戸隠神社の春祭りで特徴的なのが万灯。若連中が台車の中央に灯ろうを載せて造花で飾った万灯を引き、木遣(きやり)音頭と伊勢音頭を歌う。木場小路万灯組では「お玉」、上横町万灯保存会では「踊り子」と呼ぶそれぞれ12人の女の子が伊勢音頭に合わせて踊る。
18日夕方から19日にかけて門付けに回り、通りで踊る下座(げざ)を披露。踊り浴衣に化粧をして踊る愛らしい小学生の女の子の姿が人気を集める。新型ウイルスの感染拡大中は休んだり規模を縮小したりしたが、昨年から元通りの形で行っている。
木場小路万灯組の全体練習は12日から17日まで。戸隠神社拝殿裏手の「宿」と呼ぶ集会所で行っている。本来、お玉は小学生12人で編成するが、ことしは人数が足りなかったため、中学生も入った。
若連中も人数が減ってきたこともあり、ことしは一気に17人増やして約90人に増強した。総代はことしで7年目の清水守之さん(37)。「元通りになった昨年はかなり反響があった。ことしはそれ以上の万灯ができるように若連中を増やして取り組んできたので、かなりいいものになると思う」と自信を示した。
横町万灯保存会は13日から17日まで旧第一生命ビル1階の駐車場で全体練習している。全体で約200人にのぼる大所帯。総代は毎年、交代し、ことしは万灯にかかわって25年ほどになる玉橋洋平さん(47)が務める。
玉橋さんは「万灯を通常通り開催できる喜びと感謝の気持ちをもって頑張りたい。楽しいな、いいなと思ってもらえるような万灯にしたい」と意気込む。12日は横町万灯保存会の役員が木場小路万灯組の練習を見学したが、13日は木場小路万灯組が横町万灯保存会の練習に訪れ、乾杯して酒を酌み交わした。
上横町神楽組は、獅子舞の門付けやパフォーマンスを披露する。練習は16日を除く13日から17日までの4日間。メンバーは新人1人が増えて14人。3匹の獅子が市中を払い清める。
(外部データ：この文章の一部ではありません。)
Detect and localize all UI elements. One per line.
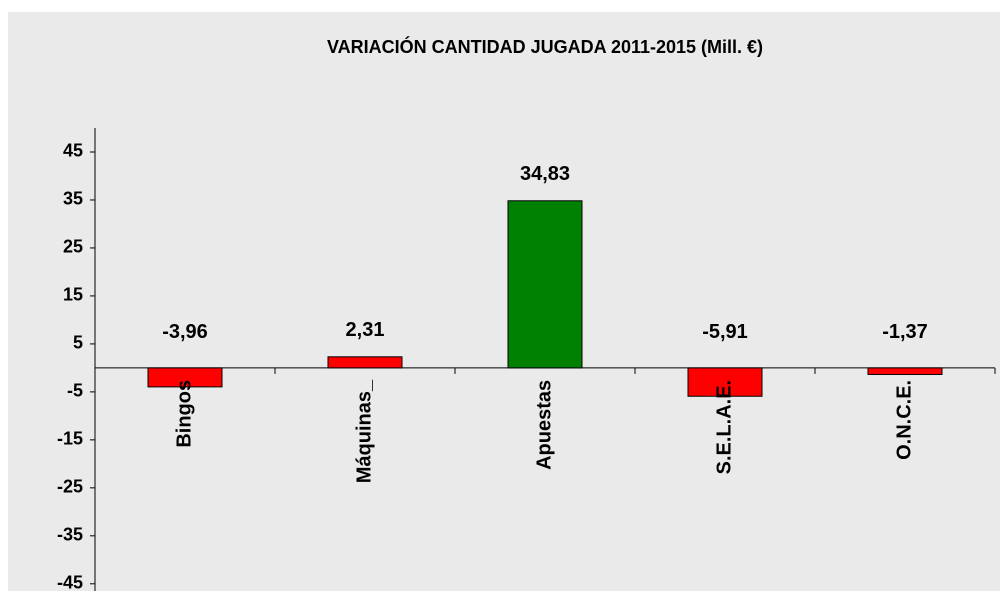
bar [327,356,403,369]
y-tick-label: 35 [63,189,83,209]
chart-title: VARIACIÓN CANTIDAD JUGADA 2011-2015 (Mil… [327,36,763,57]
x-tick-label: Máquinas_ [353,379,375,483]
data-label: 2,31 [346,319,385,341]
bar [867,367,943,375]
data-label: -1,37 [882,321,928,343]
x-tick-label: Apuestas [533,380,555,470]
y-tick-label: -15 [57,429,83,449]
chart-background [8,12,1000,591]
y-tick-label: -35 [57,525,83,545]
y-tick-label: -25 [57,477,83,497]
x-tick-label: S.E.L.A.E. [713,380,735,474]
y-tick-label: 45 [63,141,83,161]
y-tick-label: 5 [73,333,83,353]
data-label: -5,91 [702,321,748,343]
y-tick-label: -45 [57,573,83,591]
y-tick-label: 15 [63,285,83,305]
data-label: 34,83 [520,163,570,185]
bar [687,367,763,397]
x-tick-label: Bingos [173,380,195,448]
y-tick-label: -5 [67,381,83,401]
y-tick-label: 25 [63,237,83,257]
bar [507,200,583,369]
data-label: -3,96 [162,321,208,343]
bar [147,367,223,388]
x-tick-label: O.N.C.E. [893,380,915,460]
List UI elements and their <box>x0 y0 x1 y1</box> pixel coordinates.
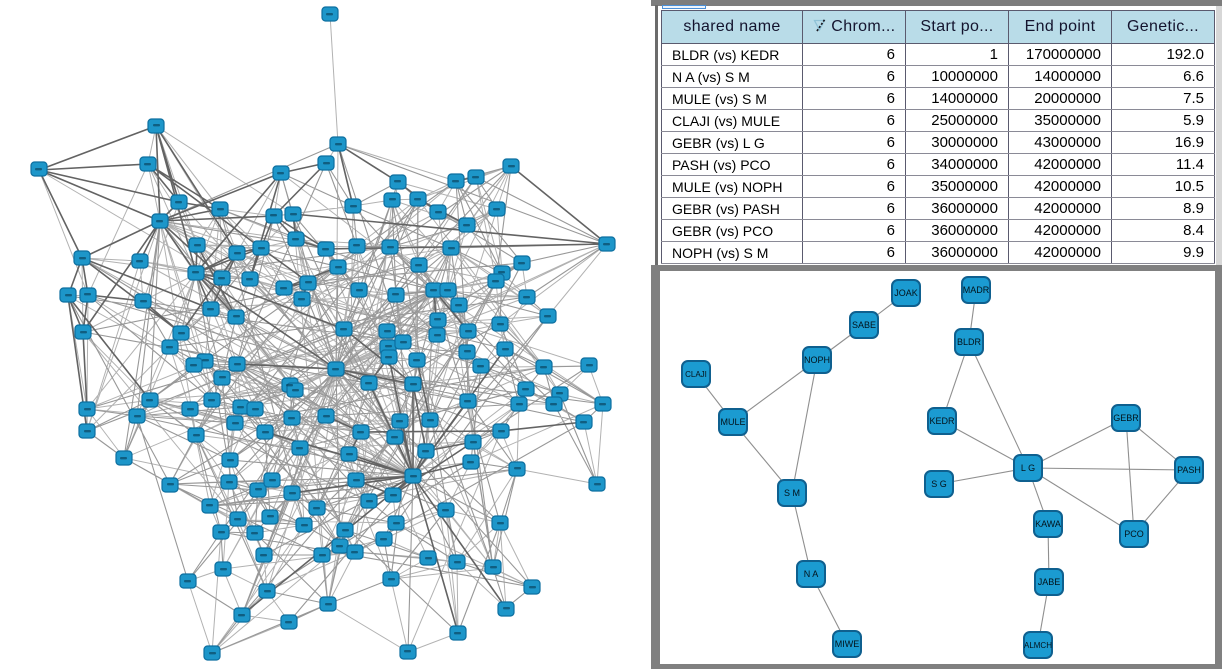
svg-text:S G: S G <box>931 479 947 489</box>
svg-text:JOAK: JOAK <box>894 288 918 298</box>
svg-text:KEDR: KEDR <box>929 416 955 426</box>
svg-text:MADR: MADR <box>963 285 990 295</box>
svg-text:SABE: SABE <box>852 320 876 330</box>
svg-text:MIWE: MIWE <box>835 639 860 649</box>
svg-text:MULE: MULE <box>720 417 745 427</box>
svg-text:CLAJI: CLAJI <box>685 370 707 379</box>
svg-text:PCO: PCO <box>1124 529 1144 539</box>
svg-text:BLDR: BLDR <box>957 337 982 347</box>
svg-text:NOPH: NOPH <box>804 355 830 365</box>
svg-text:JABE: JABE <box>1038 577 1061 587</box>
svg-text:KAWA: KAWA <box>1035 519 1061 529</box>
svg-text:S M: S M <box>784 488 800 498</box>
svg-text:N A: N A <box>804 569 819 579</box>
svg-text:L G: L G <box>1021 463 1035 473</box>
svg-text:GEBR: GEBR <box>1113 413 1139 423</box>
svg-text:ALMCH: ALMCH <box>1024 641 1052 650</box>
svg-text:PASH: PASH <box>1177 465 1201 475</box>
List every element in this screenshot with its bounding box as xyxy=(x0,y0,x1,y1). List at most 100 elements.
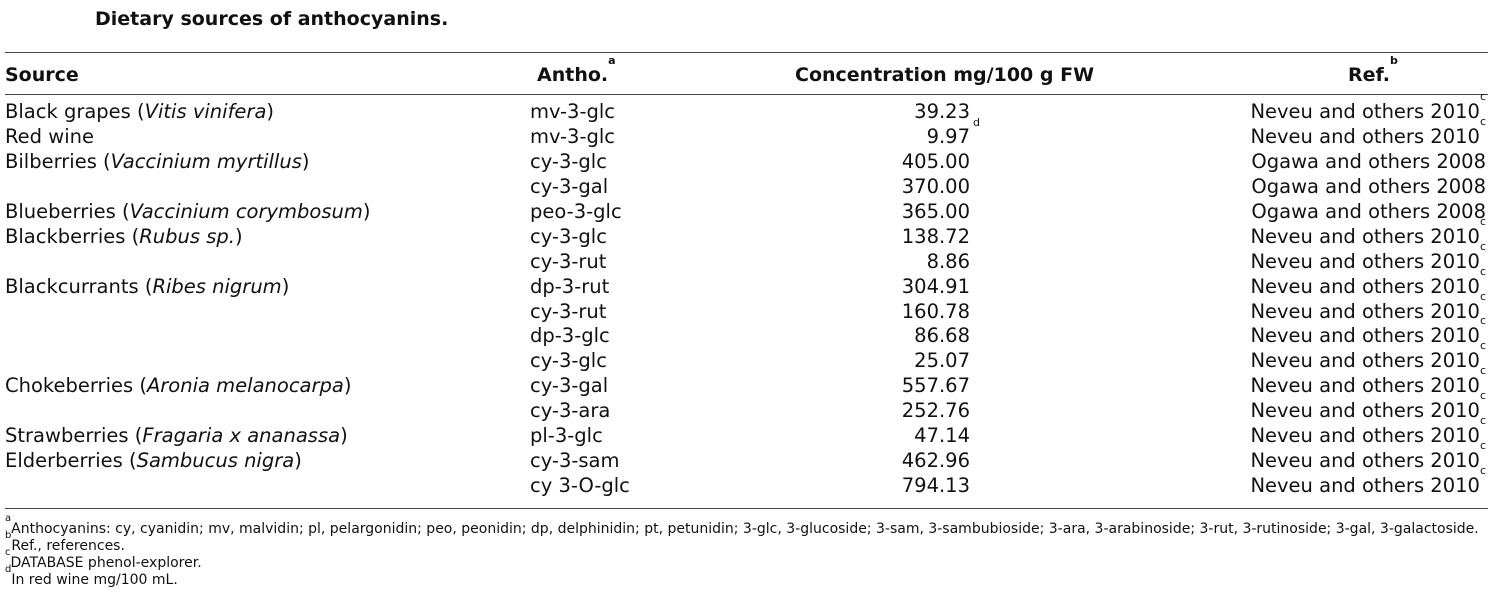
footnote: dIn red wine mg/100 mL. xyxy=(5,565,1479,589)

これまで祭り前の練習以外は不定期で思い出したときには行うていどだったが、昨年の春祭り以降は毎月1回の練習を続けてきた。「みんなが月一でやろうっていうから」と会長の関口修司さん(72)はにっこりだ。
練習の成果から「去年とはまた違った獅子舞になると思う。それぞれの獅子の個性やメリハリを見せたい」と欲も出る。メンバーはいつも募集中。今は獅子頭を持って舞うのは男性だけだが、「将来的には女性の獅子舞もいいのでは」と話している。